In March this year, less than five months after the shooting at the Tree of Life Synagogue, in Pittsburgh, in which 11 people were killed, the Holy Father hosted members of the American Jewish Committee during their visit to the Vatican. In his comments, he remarked, “A source of great concern to me is the spread, in many places, of a climate of wickedness and fury, in which an excessive and depraved hatred is taking root. I think especially of the outbreak of anti-Semitic attacks in various countries.”

 

Root Causes

Several overarching reasons are cited in the Kantor Report for this recent resurgence in anti-Semitism that Pope Francis referenced in his March address to the American Jewish Committee.
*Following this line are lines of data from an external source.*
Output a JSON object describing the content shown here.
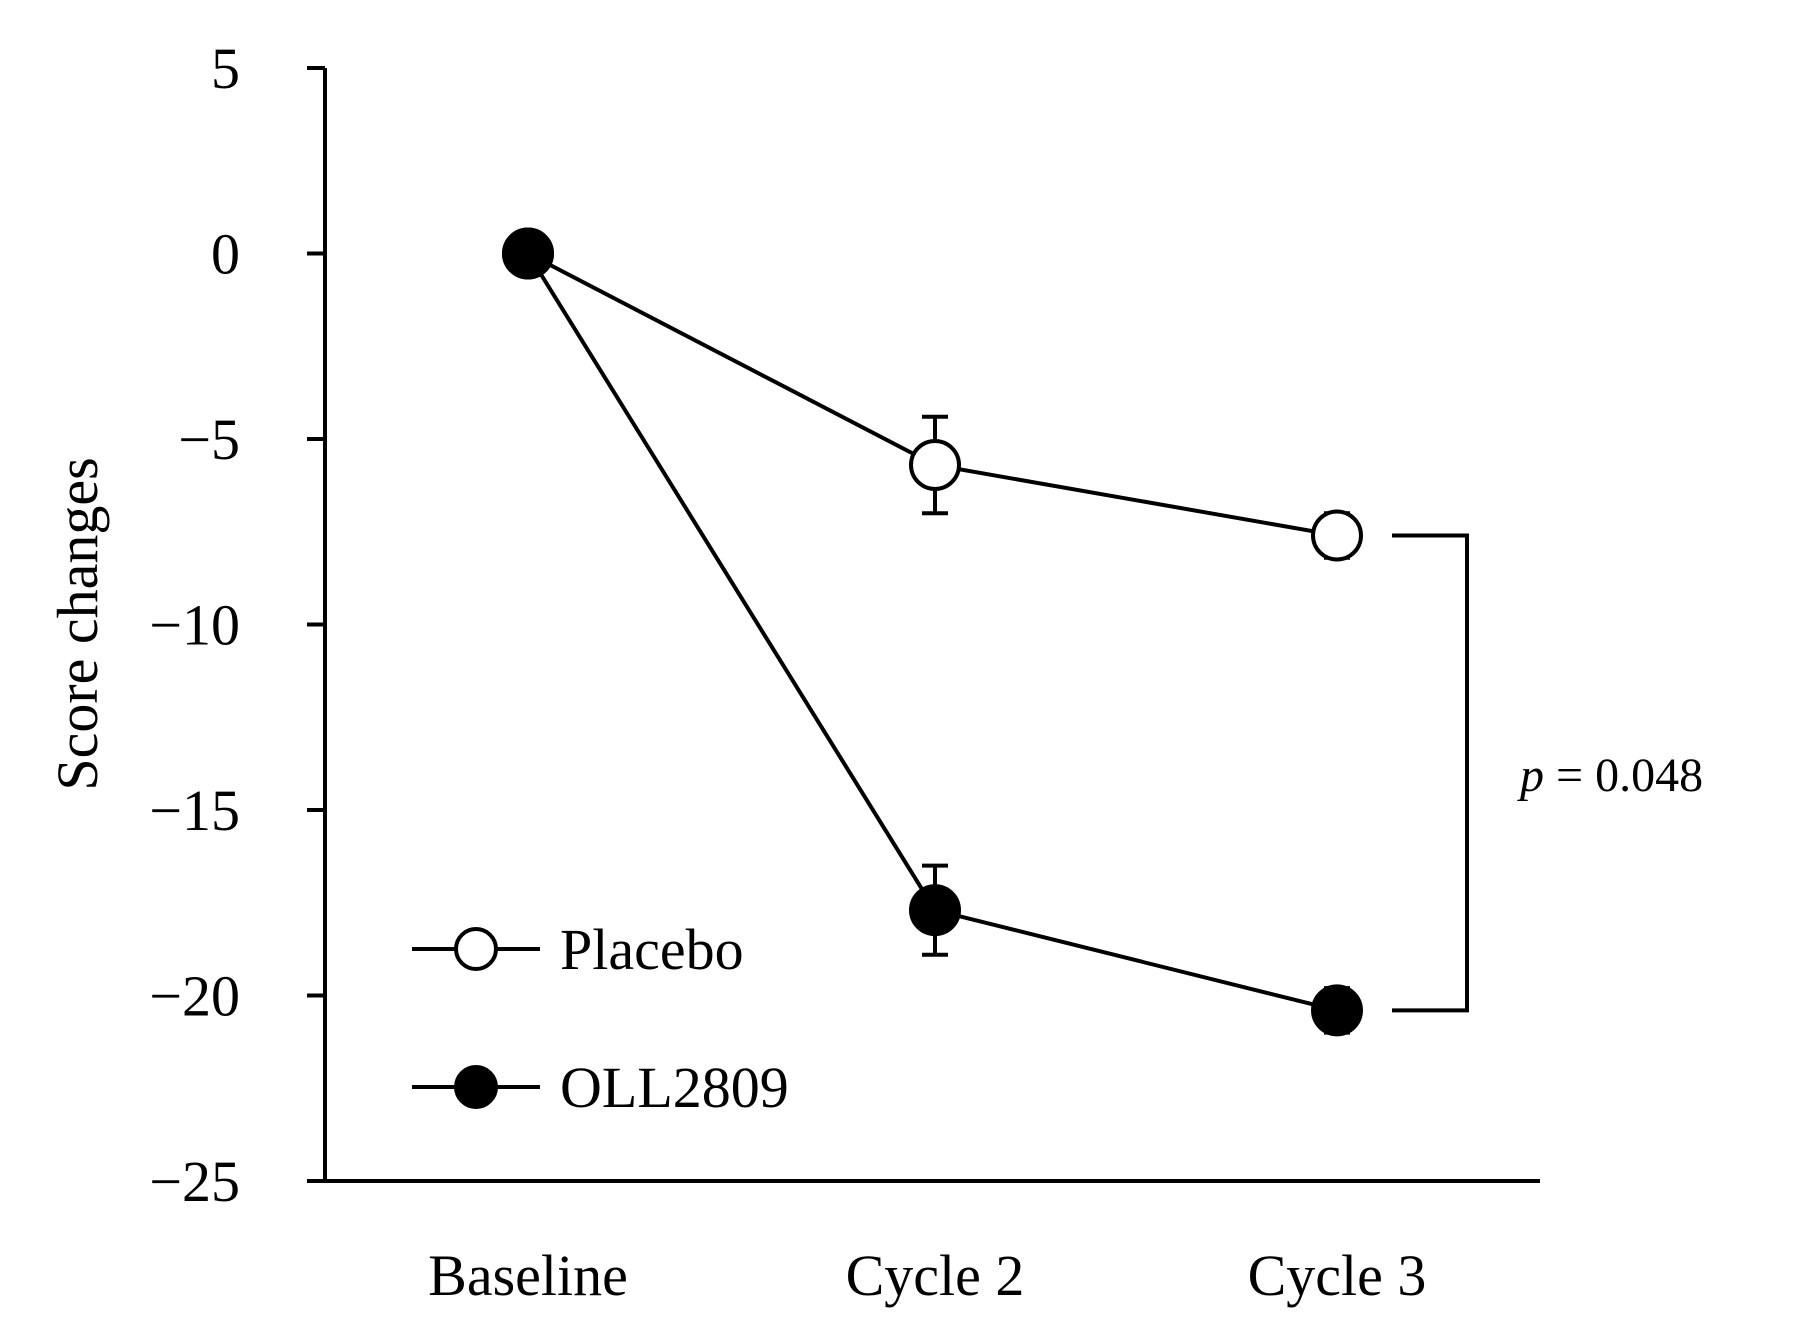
{
  "chart_data": {
    "type": "line",
    "xlabel": "",
    "ylabel": "Score changes",
    "ylim": [
      -25,
      5
    ],
    "yticks": [
      5,
      0,
      -5,
      -10,
      -15,
      -20,
      -25
    ],
    "ytick_labels": [
      "5",
      "0",
      "−5",
      "−10",
      "−15",
      "−20",
      "−25"
    ],
    "categories": [
      "Baseline",
      "Cycle 2",
      "Cycle 3"
    ],
    "series": [
      {
        "name": "Placebo",
        "marker": "open-circle",
        "values": [
          0,
          -5.7,
          -7.6
        ],
        "error": [
          0,
          1.3,
          0.6
        ]
      },
      {
        "name": "OLL2809",
        "marker": "filled-circle",
        "values": [
          0,
          -17.7,
          -20.4
        ],
        "error": [
          0,
          1.2,
          0.6
        ]
      }
    ],
    "annotation": {
      "symbol": "p",
      "text": " = 0.048",
      "between_series": [
        "Placebo",
        "OLL2809"
      ],
      "at_category": "Cycle 3"
    },
    "legend_position": "bottom-left",
    "grid": false,
    "colors": {
      "line": "#000000",
      "open_fill": "#ffffff",
      "filled_fill": "#000000"
    }
  }
}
First among these is a “growing ignorance and diminishing commitment” that current generations have with respect to knowing, remembering and expiating for the wrongs of the past, in particular with respect to the Holocaust. Furthermore, “classical anti-Semitism” has also been compounded by events in the contemporary political arena that provide “fertile ground for the growth of anti-Semitism.” The report also notes the current “crises of democracies,” “issues of national identity” and the impact of “right-wing parties and movements” as well as the prejudices of the “far left.” Throughout the report, the growth in expressions of anti-Semitism on the internet, much of it anonymous, is also discussed.

Regarding European immigration, the report states that “surveys show that the level of anti-Semitism among the Muslim population is higher than in the general society.” For Germany, the report cites findings from the Berlin police that revealed anti-Semitic crimes had doubled during the 2013-2017 period. According to The Jerusalem Post, police sources told the German newspaper Tagesspiegel that the rise in anti-Semitism was connected to the increased number of migrants from the Middle East living in the city.

However, such findings are placed alongside concerns regarding newly formed far-right groups, as well as the complex interplay between the far left, immigrant communities, academic circles and the anti-Zionist movement, all of which have “mainstreamed” the use of anti-Semitic terms.

The authors of the report acknowledge that Jews are far from the only minority group targeted for persecution, in particular citing worldwide persecution of Christians. With respect to anti-Semitism, they are also careful to caution, “let us exercise a sense of proportion, certainly not underestimating the situation, yet not overinflating it either.”

In his recent address to the American Jewish Committee, Pope Francis advocated interreligious dialogue and stressed the need for vigilance:

“History teaches us where even the slightest perceptible forms of anti-Semitism can lead: the human tragedy of the Shoah in which two-thirds of European Jewry were annihilated.”

The Holy Father encouraged the faithful to not tire of transmitting to children the foundations of love and respect, saying that “… we must look at the world with the eyes of a mother, with the gaze of peace.”

Mark Banks is a freelance writer and editor. He has previously worked for the international Catholic charity Aid to the Church in Need on its “Religious Freedom in the World Report.” He writes from London.